Evasion is a fun read. While I don't share all the author's viewpoints (few would, really), I loved his super-idealized, no-compromises approach to everything. The book made me want to try train-hopping, but I never got the balls to try it.
>> No. 9406 [Edit]
Why don't you just forget about the protest thing and get your dad to pick you up?
>> No. 9408 [Edit]
To be honest?

My mother has the resources to support me and help me, but she simply refuses to based on this thought that I am responsible for my own downfall.

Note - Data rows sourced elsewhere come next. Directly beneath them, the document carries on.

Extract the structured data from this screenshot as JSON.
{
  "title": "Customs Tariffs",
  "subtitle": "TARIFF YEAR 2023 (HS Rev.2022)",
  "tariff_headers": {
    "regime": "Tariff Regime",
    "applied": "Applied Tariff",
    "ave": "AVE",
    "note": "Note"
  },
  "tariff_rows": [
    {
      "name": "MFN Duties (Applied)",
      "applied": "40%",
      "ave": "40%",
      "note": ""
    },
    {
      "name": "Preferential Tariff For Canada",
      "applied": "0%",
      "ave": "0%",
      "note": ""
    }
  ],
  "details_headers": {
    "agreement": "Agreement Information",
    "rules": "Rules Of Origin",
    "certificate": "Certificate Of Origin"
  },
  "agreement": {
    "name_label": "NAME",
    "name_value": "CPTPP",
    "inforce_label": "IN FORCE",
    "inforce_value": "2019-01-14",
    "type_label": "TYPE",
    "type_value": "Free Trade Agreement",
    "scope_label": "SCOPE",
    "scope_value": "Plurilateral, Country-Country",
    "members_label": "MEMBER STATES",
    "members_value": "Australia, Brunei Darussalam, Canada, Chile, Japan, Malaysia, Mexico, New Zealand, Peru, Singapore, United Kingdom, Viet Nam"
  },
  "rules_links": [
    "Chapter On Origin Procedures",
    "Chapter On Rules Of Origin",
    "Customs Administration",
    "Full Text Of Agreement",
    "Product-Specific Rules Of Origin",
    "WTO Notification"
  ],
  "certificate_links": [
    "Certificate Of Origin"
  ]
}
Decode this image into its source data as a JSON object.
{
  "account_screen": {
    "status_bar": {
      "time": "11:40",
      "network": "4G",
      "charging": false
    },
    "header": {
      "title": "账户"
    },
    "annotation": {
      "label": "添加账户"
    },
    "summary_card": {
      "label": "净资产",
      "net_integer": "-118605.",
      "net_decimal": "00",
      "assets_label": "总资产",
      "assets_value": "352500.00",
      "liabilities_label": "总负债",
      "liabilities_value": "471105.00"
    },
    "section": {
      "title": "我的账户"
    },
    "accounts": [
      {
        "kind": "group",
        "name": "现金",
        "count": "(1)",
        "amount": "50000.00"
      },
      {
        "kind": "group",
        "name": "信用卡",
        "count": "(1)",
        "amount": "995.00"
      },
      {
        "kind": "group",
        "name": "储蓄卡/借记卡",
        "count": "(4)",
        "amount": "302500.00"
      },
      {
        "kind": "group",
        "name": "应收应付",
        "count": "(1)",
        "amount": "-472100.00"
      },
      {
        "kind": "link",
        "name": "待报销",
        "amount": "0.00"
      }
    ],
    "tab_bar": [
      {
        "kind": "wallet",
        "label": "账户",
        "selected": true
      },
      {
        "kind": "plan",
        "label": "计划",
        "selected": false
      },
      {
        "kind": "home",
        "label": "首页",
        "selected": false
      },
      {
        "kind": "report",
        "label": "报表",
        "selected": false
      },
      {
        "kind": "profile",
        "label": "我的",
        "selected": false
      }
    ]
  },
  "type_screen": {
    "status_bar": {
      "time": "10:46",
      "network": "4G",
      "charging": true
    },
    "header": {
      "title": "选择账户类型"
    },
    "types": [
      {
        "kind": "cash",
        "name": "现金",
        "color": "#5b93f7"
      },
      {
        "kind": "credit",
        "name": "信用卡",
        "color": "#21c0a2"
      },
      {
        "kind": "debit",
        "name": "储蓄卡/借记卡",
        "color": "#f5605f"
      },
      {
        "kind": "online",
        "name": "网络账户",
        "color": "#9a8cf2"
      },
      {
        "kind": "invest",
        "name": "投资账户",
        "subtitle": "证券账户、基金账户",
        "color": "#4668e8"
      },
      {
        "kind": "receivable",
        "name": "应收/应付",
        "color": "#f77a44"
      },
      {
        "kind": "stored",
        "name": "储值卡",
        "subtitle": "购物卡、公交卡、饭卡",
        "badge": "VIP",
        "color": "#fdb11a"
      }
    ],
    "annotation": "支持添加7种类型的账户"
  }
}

My father would be well-intentioned, but probably wouldn't even be able to feed me, nevermind teach me to drive. His income is unstable. One minute he's starving, the next month he's buying a new surfboard. And my stepmother there is extremely restrictive, I wouldn't be able to use that evil internet for more than thirty minutes in a day before she would throw a mini fridge at me while I sleep.

My life isn't good now, but it can be if I can make a point. If I were just picked up by dad my life would be worse, and I would end up working a factory job for ten years before feeling suicidal, that and he lives in the middle of nowhere. In the winter, it's horridly dead, and I depend on access to an urban area to stave off depression.

Basically my mother only reacts to these outbursts anymore, nothing I say matters, but if I do something like this, to show her my discomfort and my annoyance, she usually listens to my plea.

I would like to live with my mother, but I need more freedom, but I need to be assisted. It's sad, and I hate the kind of person she is, but my father makes Darwin roll in his grave.